Она имела обыкновение повсюду вывозить с собою престарелую девицу, компаньонку, и двух воспитанниц, которых выбирала по очереди из числа десяти, проживающих у нее на хлебах из христианского милосердия. Компаньонка, высохшая и злая, напоминала видом своим египетский обелиск и как раз подходила под стать лимонным дамам, наполнявшим гостиную Савелия Никаноровича. Две юные воспитанницы обещали в будущем сделаться точно такими же. Они все втроем почтительно стояли перед Настасьей Ильинишной. Одна держала ее ридикюль, у другой находился маленький аптечный ящичек, в котором помещались лавровишневые капли, мятные лепешки, нашатырный спирт и какие-то порошки да пилюльки, испокон века неизвестно для чего глотаемые княгиней. Третья же держала на руках двух злющих-презлющих мосек, вверенных ее попечению и взросших точно так же, как и девицы, на воспитании сердобольной княгини. Этих престарелых и злющих мосек она каждый раз привозила в гости к собачонкам Евдокии Петровны. Евдокия Петровна и многие из ее гостей, особенно же лимонные дамы, с умильным усердием занимались моськами, ласкали их, подносили кусочки сахару и сладкие крендельки. Сморщенная девица-горничная, по заведенному уже раз навсегда положению, готовила для каждой из них по полному блюдцу месива, составленного из булочного мякиша и сливок. Одним словом, княгининых мосек ублажали не менее самой княгини Настасьи Ильинишны, ухаживали за ними точно так же, как и за нею, ибо моськи были ее первою, сердечною слабостью на склоне ее добродетельных дней. И моськи словно чувствовали и сознавали: они, по причине своей дряхлости, чуть ли не ежеминутно оставляли после себя неприятные следы по всем комнатам, причем Настасья Ильинишна каждый раз, качая головой и обращаясь к моське, виновной в такой неприличности, укоризненно замечала ей:
– Ах, какая мерзкая!
А Евдокия Петровна, вместе с лимонными дамами, улыбаясь на это замечание до крайности милой улыбкой, возражала княгине каким-то поощрительно-успокоительным тоном:
– Mais non, madame la princesse, ils sont si beaux, si jolis, ces petits chiens![423] Это ничего, право же ничего!

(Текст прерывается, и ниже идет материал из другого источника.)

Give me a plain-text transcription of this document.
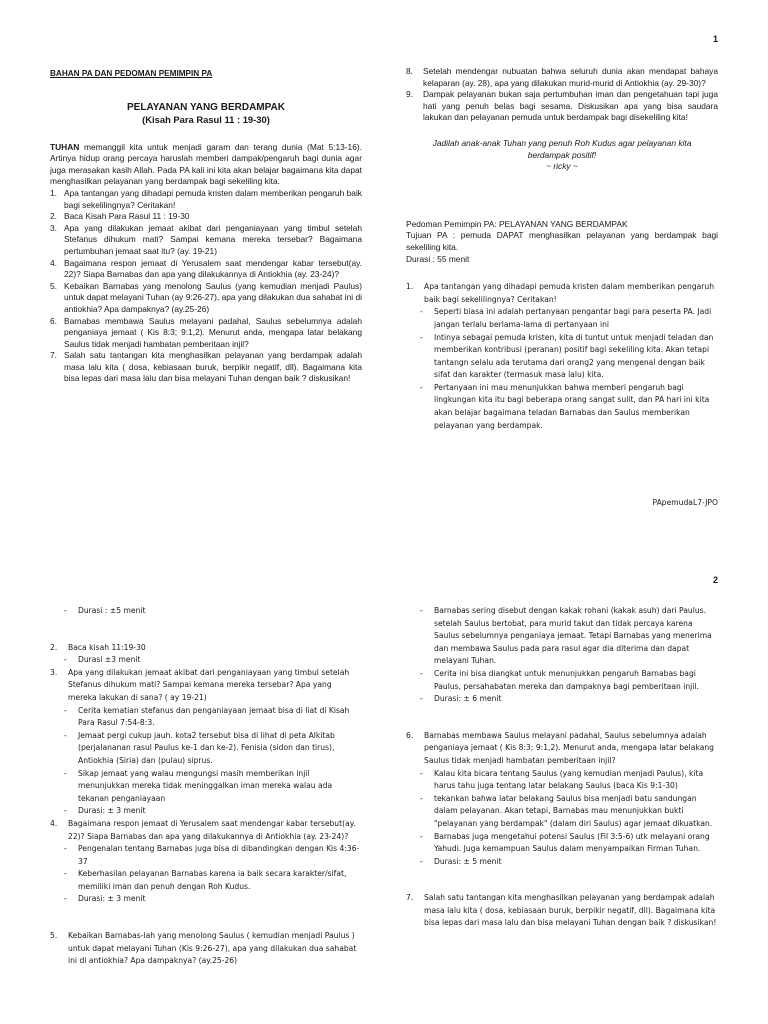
1
BAHAN PA DAN PEDOMAN PEMIMPIN PA
PELAYANAN YANG BERDAMPAK
(Kisah Para Rasul 11 : 19-30)
TUHAN memanggil kita untuk menjadi garam dan terang dunia (Mat 5:13-16). Artinya hidup orang percaya haruslah memberi dampak/pengaruh bagi dunia agar juga merasakan kasih Allah. Pada PA kali ini kita akan belajar bagaimana kita dapat menghasilkan pelayanan yang berdampak bagi sekeliling kita.
1. Apa tantangan yang dihadapi pemuda kristen dalam memberikan pengaruh baik bagi sekelilingnya? Ceritakan!
2. Baca Kisah Para Rasul 11 : 19-30
3. Apa yang dilakukan jemaat akibat dari penganiayaan yang timbul setelah Stefanus dihukum mati? Sampai kemana mereka tersebar? Bagaimana pertumbuhan jemaat saat itu? (ay. 19-21)
4. Bagaimana respon jemaat di Yerusalem saat mendengar kabar tersebut(ay. 22)? Siapa Barnabas dan apa yang dilakukannya di Antiokhia (ay. 23-24)?
5. Kebaikan Barnabas yang menolong Saulus (yang kemudian menjadi Paulus) untuk dapat melayani Tuhan (ay 9:26-27), apa yang dilakukan dua sahabat ini di antiokhia? Apa dampaknya? (ay.25-26)
6. Barnabas membawa Saulus melayani padahal, Saulus sebelumnya adalah penganiaya jemaat ( Kis 8:3; 9:1,2). Menurut anda, mengapa latar belakang Saulus tidak menjadi hambatan pemberitaan injil?
7. Salah satu tantangan kita menghasilkan pelayanan yang berdampak adalah masa lalu kita ( dosa, kebiasaan buruk, berpikir negatif, dll). Bagaimana kita bisa lepas dari masa lalu dan bisa melayani Tuhan dengan baik ? diskusikan!
8. Setelah mendengar nubuatan bahwa seluruh dunia akan mendapat bahaya kelaparan (ay. 28), apa yang dilakukan murid-murid di Antiokhia (ay. 29-30)?
9. Dampak pelayanan bukan saja pertumbuhan iman dan pengetahuan tapi juga hati yang penuh belas bagi sesama. Diskusikan apa yang bisa saudara lakukan dan pelayanan pemuda untuk berdampak bagi disekeliling kita!
Jadilah anak-anak Tuhan yang penuh Roh Kudus agar pelayanan kita berdampak positif!
~ ricky ~
Pedoman Pemimpin PA: PELAYANAN YANG BERDAMPAK
Tujuan PA : pemuda DAPAT menghasilkan pelayanan yang berdampak bagi sekeliling kita.
Durasi : 55 menit
1. Apa tantangan yang dihadapi pemuda kristen dalam memberikan pengaruh baik bagi sekelilingnya? Ceritakan!
- Seperti biasa ini adalah pertanyaan pengantar bagi para peserta PA. Jadi jangan terlalu berlama-lama di pertanyaan ini
- Intinya sebagai pemuda kristen, kita di tuntut untuk menjadi teladan dan memberikan kontribusi (peranan) positif bagi sekeliling kita. Akan tetapi tantangn selalu ada terutama dari orang2 yang mengenal dengan baik sifat dan karakter (termasuk masa lalu) kita.
- Pertanyaan ini mau menunjukkan bahwa memberi pengaruh bagi lingkungan kita itu bagi beberapa orang sangat sulit, dan PA hari ini kita akan belajar bagaimana teladan Barnabas dan Saulus memberikan pelayanan yang berdampak.
PApemudaL7-JPO
2
- Durasi : ±5 menit
2. Baca kisah 11:19-30
- Durasi ±3 menit
3. Apa yang dilakukan jemaat akibat dari penganiayaan yang timbul setelah Stefanus dihukum mati? Sampai kemana mereka tersebar? Apa yang mereka lakukan di sana? ( ay 19-21)
- Cerita kematian stefanus dan penganiayaan jemaat bisa di liat di Kisah Para Rasul 7:54-8:3.
- Jemaat pergi cukup jauh. kota2 tersebut bisa di lihat di peta Alkitab (perjalananan rasul Paulus ke-1 dan ke-2). Fenisia (sidon dan tirus), Antiokhia (Siria) dan (pulau) siprus.
- Sikap jemaat yang walau mengungsi masih memberikan injil menunjukkan mereka tidak meninggalkan iman mereka walau ada tekanan penganiayaan
- Durasi: ± 3 menit
4. Bagaimana respon jemaat di Yerusalem saat mendengar kabar tersebut(ay. 22)? Siapa Barnabas dan apa yang dilakukannya di Antiokhia (ay. 23-24)?
- Pengenalan tentang Barnabas juga bisa di dibandingkan dengan Kis 4:36-37
- Keberhasilan pelayanan Barnabas karena ia baik secara karakter/sifat, memiliki iman dan penuh dengan Roh Kudus.
- Durasi: ± 3 menit
5. Kebaikan Barnabas-lah yang menolong Saulus ( kemudian menjadi Paulus ) untuk dapat melayani Tuhan (Kis 9:26-27), apa yang dilakukan dua sahabat ini di antiokhia? Apa dampaknya? (ay.25-26)
- Barnabas sering disebut dengan kakak rohani (kakak asuh) dari Paulus. setelah Saulus bertobat, para murid takut dan tidak percaya karena Saulus sebelumnya penganiaya jemaat. Tetapi Barnabas yang menerima dan membawa Saulus pada para rasul agar dia diterima dan dapat melayani Tuhan.
- Cerita ini bisa diangkat untuk menunjukkan pengaruh Barnabas bagi Paulus, persahabatan mereka dan dampaknya bagi pemberitaan injil.
- Durasi: ± 6 menit
6. Barnabas membawa Saulus melayani padahal, Saulus sebelumnya adalah penganiaya jemaat ( Kis 8:3; 9:1,2). Menurut anda, mengapa latar belakang Saulus tidak menjadi hambatan pemberitaan injil?
- Kalau kita bicara tentang Saulus (yang kemudian menjadi Paulus), kita harus tahu juga tentang latar belakang Saulus (baca Kis 9:1-30)
- tekankan bahwa latar belakang Saulus bisa menjadi batu sandungan dalam pelayanan. Akan tetapi, Barnabas mau menunjukkan bukti "pelayanan yang berdampak" (dalam diri Saulus) agar jemaat dikuatkan.
- Barnabas juga mengetahui potensi Saulus (Fil 3:5-6) utk melayani orang Yahudi. Juga kemampuan Saulus dalam menyampaikan Firman Tuhan.
- Durasi: ± 5 menit
7. Salah satu tantangan kita menghasilkan pelayanan yang berdampak adalah masa lalu kita ( dosa, kebiasaan buruk, berpikir negatif, dll). Bagaimana kita bisa lepas dari masa lalu dan bisa melayani Tuhan dengan baik ? diskusikan!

Моськи Настасьи Ильинишны, в качестве гостей, вели себя совсем уж невежливо в отношении собачонок-хозяев. Они, нисколько не соблюдая правил общежития и житейской мудрости, поминутно грызлись с собачонками Евдокии Петровны, отчего по всем комнатам поднимался нестерпимый визг, вой и рычанье. Наиболее усердные из лимонных дам тотчас же бросались разнимать грызню, причем Евдокия Петровна зачастую собственноручно чинила расправу над своими собственными собачонками, награждая их то шлепком, то дерганием за уши, хотя и знала в то же время очень хорошо, что они невинны, что зачинщики ссоры суть моськи княгини, и что таковая расправа, по всем законам справедливости, должна была бы пасть на их задирчивые головы; но… моськи княгини меж тем от нее же самой получали новый кусочек сахарцу, переходили с рук на руки лимонным дамам и были награждаемы от них глажением по шерсти, с присовокуплением множества самих ласкательных, милых эпитетов и даже нежных поцелуев в морду. И все это только потому, что они имели счастие быть моськами княгини.
[423]
Ах, нет, княгиня, они у вас такие прелестные, такие красивые, эти маленькие собачки! (фр.)